Que pouvez-vous dire à ceux qui peinent à avoir un cadre sain autour d’eux ?

Qu’ils entretiennent leur milieu de vie. Que les ordures ne soient plus jetées partout. Je pense que c’est pour cela qu’il existe des structures qui ramassent les ordures et les déchets ménagers dans les maisons.

Un appel à l’endroit des autorités et à l’endroit des parents ?

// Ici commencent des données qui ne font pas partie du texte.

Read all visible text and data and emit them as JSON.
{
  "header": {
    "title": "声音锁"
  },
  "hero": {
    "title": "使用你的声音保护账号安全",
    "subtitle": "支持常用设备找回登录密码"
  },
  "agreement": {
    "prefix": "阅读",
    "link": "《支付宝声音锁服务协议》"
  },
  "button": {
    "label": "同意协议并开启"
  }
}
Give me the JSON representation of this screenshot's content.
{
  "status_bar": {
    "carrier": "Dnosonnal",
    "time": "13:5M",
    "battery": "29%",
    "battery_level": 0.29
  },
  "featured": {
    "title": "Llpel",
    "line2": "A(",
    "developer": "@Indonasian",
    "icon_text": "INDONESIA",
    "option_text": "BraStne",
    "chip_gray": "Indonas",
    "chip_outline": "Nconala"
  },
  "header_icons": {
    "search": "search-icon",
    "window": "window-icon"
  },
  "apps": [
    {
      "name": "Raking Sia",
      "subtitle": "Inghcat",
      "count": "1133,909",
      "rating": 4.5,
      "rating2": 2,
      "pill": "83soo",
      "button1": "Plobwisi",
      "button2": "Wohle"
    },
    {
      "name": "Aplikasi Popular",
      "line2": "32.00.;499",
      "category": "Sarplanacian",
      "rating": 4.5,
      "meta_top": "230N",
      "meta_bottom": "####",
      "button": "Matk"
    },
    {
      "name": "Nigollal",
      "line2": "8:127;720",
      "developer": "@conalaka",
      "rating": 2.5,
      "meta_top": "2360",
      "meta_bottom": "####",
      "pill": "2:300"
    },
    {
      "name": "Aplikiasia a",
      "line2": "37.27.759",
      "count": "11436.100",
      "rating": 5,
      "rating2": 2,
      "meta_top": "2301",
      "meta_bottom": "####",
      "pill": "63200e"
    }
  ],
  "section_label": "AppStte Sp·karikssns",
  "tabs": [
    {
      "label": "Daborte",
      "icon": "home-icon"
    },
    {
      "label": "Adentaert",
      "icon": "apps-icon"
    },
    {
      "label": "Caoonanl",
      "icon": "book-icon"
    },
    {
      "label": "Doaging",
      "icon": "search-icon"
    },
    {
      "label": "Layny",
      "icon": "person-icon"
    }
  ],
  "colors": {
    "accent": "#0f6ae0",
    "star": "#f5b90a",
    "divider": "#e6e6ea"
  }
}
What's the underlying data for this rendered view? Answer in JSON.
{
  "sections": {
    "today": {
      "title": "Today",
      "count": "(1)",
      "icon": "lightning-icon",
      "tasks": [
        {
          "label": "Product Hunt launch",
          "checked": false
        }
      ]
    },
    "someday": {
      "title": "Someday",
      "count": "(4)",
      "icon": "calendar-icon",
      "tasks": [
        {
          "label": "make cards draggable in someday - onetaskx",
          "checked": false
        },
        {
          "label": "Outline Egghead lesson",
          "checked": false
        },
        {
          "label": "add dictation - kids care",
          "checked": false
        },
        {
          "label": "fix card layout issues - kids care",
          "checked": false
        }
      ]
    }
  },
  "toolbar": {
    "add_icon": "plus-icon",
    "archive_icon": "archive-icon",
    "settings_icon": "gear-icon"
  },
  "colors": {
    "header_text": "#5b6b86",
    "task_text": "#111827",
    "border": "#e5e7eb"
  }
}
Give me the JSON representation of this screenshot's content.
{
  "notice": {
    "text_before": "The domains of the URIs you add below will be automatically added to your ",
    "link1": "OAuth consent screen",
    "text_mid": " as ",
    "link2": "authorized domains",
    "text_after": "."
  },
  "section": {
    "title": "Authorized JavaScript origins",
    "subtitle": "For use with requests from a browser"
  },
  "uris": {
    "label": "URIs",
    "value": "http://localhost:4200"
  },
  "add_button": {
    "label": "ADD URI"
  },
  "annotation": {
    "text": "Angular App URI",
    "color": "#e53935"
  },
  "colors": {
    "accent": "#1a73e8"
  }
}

Je les invite à nous accompagner et à nous soutenir dans notre volonté d’avoir un environnement sain pour les enfants. Cela nous permettra d’éviter les maladies comme le paludisme. On sollicite aussi l’aide des autorités de la mairie pour remblayer l’établissement en vue d’en finir avec les eaux stagnantes.

Votre mot de la fin

D’abord je remercie les professionnels des médias que vous êtes pour tout ce que vous faites. Nous savons que le paludisme sévit chez les enfants et les femmes enceintes. Cette maladie peut-être vaincue à travers l’adoption des bonnes habitudes. Les parents et les enfants doivent dormir sous des moustiquaires imprégnées à longue durée d’action. Les parents doivent aérer et assainir leur cadre de vie. Il faut aussi recourir aux médecins en cas de prévention ou de traitement de la maladie. Des plans d’actions pour l’éradication du paludisme peuvent être mis en place. Les enfants sont la relève de demain. On a aussi besoin des hommes en bonne santé pour construire la nation. Les aides des autorités sont aussi sollicitées. Le paludisme peut être éliminé si nous tous agissons ensemble. L’environnement doit être maintenu sain. C’est important.